Lack Of Cert Requirement Smells... And It's Not The Wastewater

The Professional Airways Systems Specialists (PASS), AFL-CIO, the union that represents FAA technical employees who install, maintain, repair and certify radar, navigation and communication systems equipment, testified Wednesday before the House Committee on Transportation & Infrastructure, Subcommittee on Aviation, to discuss its concerns regarding the FAA's Automatic Dependent Surveillance-Broadcast (ADS-B) contract.

In his remarks, PASS President Tom Brantley told lawmakers that he was especially disturbed by the elimination of the need for FAA certification of the system.

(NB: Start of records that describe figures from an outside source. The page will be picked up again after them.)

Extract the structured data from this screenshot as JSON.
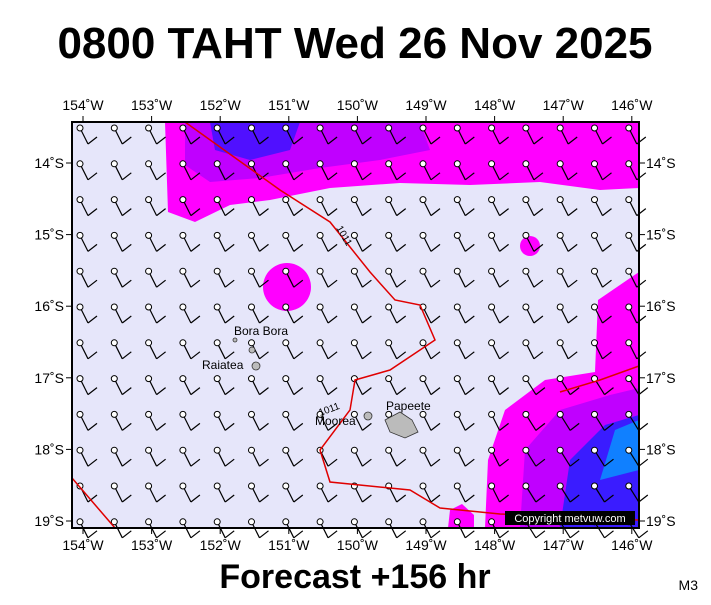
{
  "header": {
    "title": "0800 TAHT Wed 26 Nov 2025"
  },
  "map": {
    "lon_labels": [
      "154˚W",
      "153˚W",
      "152˚W",
      "151˚W",
      "150˚W",
      "149˚W",
      "148˚W",
      "147˚W",
      "146˚W"
    ],
    "lat_labels": [
      "14˚S",
      "15˚S",
      "16˚S",
      "17˚S",
      "18˚S",
      "19˚S"
    ],
    "places": [
      "Bora Bora",
      "Raiatea",
      "Moorea",
      "Papeete"
    ],
    "isobar_labels": [
      "1011",
      "1011"
    ],
    "copyright": "Copyright metvuw.com"
  },
  "footer": {
    "caption": "Forecast +156 hr",
    "code": "M3"
  }
}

For decades, all air traffic control systems, subsystems and services directly affecting the flying public were required to be certified -- a process in which a certified FAA technician checks and tests systems or equipment to ensure that the system or equipment can safely remain in service without negative impact to the National Airspace System (NAS).

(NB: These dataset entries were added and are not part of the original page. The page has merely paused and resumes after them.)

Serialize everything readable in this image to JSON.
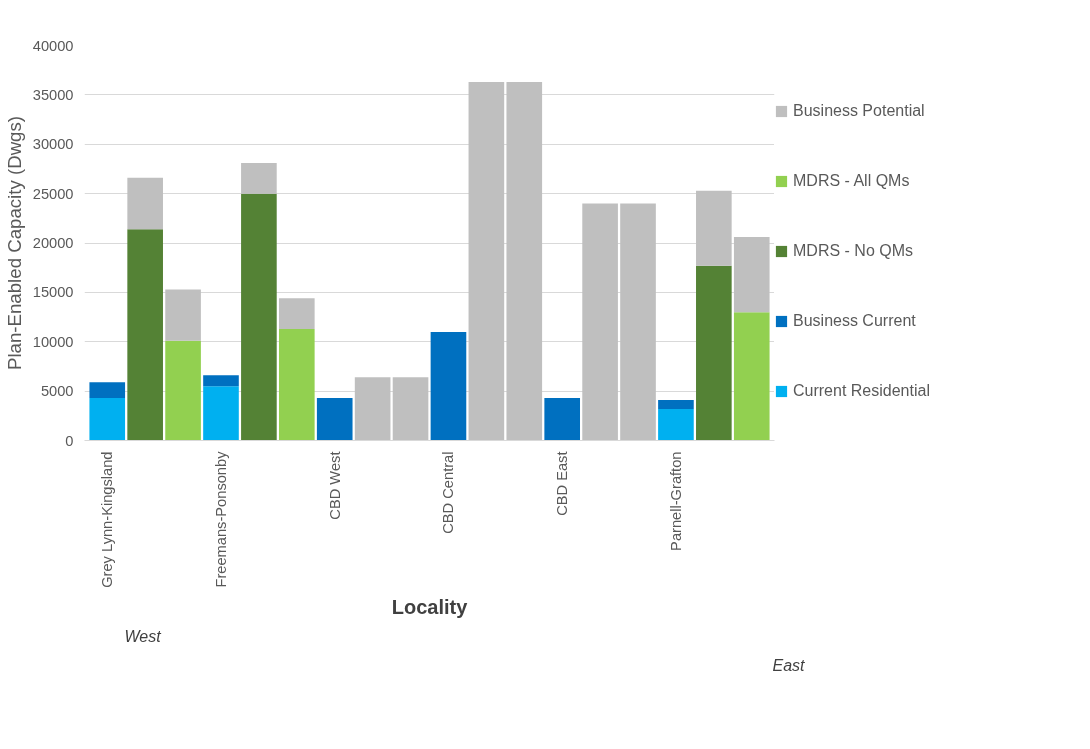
{
  "chart_data": {
    "type": "bar",
    "stacked": true,
    "xlabel": "Locality",
    "ylabel": "Plan-Enabled Capacity (Dwgs)",
    "categories": [
      "Grey Lynn-Kingsland",
      null,
      null,
      "Freemans-Ponsonby",
      null,
      null,
      "CBD West",
      null,
      null,
      "CBD Central",
      null,
      null,
      "CBD East",
      null,
      null,
      "Parnell-Grafton",
      null,
      null
    ],
    "series": [
      {
        "name": "Current Residential",
        "color": "#00b0f0",
        "values": [
          4300,
          null,
          null,
          5500,
          null,
          null,
          null,
          null,
          null,
          null,
          null,
          null,
          null,
          null,
          null,
          3200,
          null,
          null
        ]
      },
      {
        "name": "Business Current",
        "color": "#0070c0",
        "values": [
          1600,
          null,
          null,
          1100,
          null,
          null,
          4300,
          null,
          null,
          11000,
          null,
          null,
          4300,
          null,
          null,
          900,
          null,
          null
        ]
      },
      {
        "name": "MDRS - No QMs",
        "color": "#548235",
        "values": [
          null,
          21400,
          null,
          null,
          25000,
          null,
          null,
          null,
          null,
          null,
          null,
          null,
          null,
          null,
          null,
          null,
          17700,
          null
        ]
      },
      {
        "name": "MDRS - All QMs",
        "color": "#92d050",
        "values": [
          null,
          null,
          10100,
          null,
          null,
          11300,
          null,
          null,
          null,
          null,
          null,
          null,
          null,
          null,
          null,
          null,
          null,
          13000
        ]
      },
      {
        "name": "Business Potential",
        "color": "#bfbfbf",
        "values": [
          null,
          5200,
          5200,
          null,
          3100,
          3100,
          null,
          6400,
          6400,
          null,
          36300,
          36300,
          null,
          24000,
          24000,
          null,
          7600,
          7600
        ]
      }
    ],
    "ylim": [
      0,
      40000
    ],
    "yticks": [
      0,
      5000,
      10000,
      15000,
      20000,
      25000,
      30000,
      35000,
      40000
    ],
    "grid": "y",
    "legend": "right",
    "annotations": [
      "West",
      "East"
    ]
  }
}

However, shortly after the ADS-B contract was awarded to ITT Corporation, the FAA made changes to its certification program... so that only FAA-owned systems could be certified. As ANN reported, ITT is a leading US defense contractor... as well as the world's largest supplier of equipment to move and treat water and wastewater.

"We are concerned that the newly awarded ADS-B contract may have negative consequences on aviation safety," said Brantley. "FAA employees are the only people with detailed knowledge of the intricacies associated with NAS systems and operations and are the only individuals trained to deal specifically with equipment failures and the complex intricacies associated with such a vast network of systems and equipment. Private contractors simply lack the skills, training and knowledge of federal employees."

The FAA intends to perform "service certification" on ADS-B, which relies upon users -- pilots and contractors -- to tell the FAA that there is a problem, according to Brantley.

"Basically, the FAA is doing away with internal quality checks," said Brantley. "PASS is extremely concerned that the elimination of FAA involvement related to such an important system places far too much reliance on the contractor."

PASS stressed the importance of including FAA employees in the process, emphasizing that allowing ADS-B to exist as an entirely vendor-run operation will, at the very least, result in additional service disruptions and longer delays.

"Placing responsibility for a system as vital to air travel as ADS-B entirely in the hands of the private sector threatens the safety of the flying public, especially given the FAA's troubled history of contract management," said Brantley. "PASS strongly supports modernization of the NAS, but never in a manner that compromises the very foundation of safety upon which our current system is based."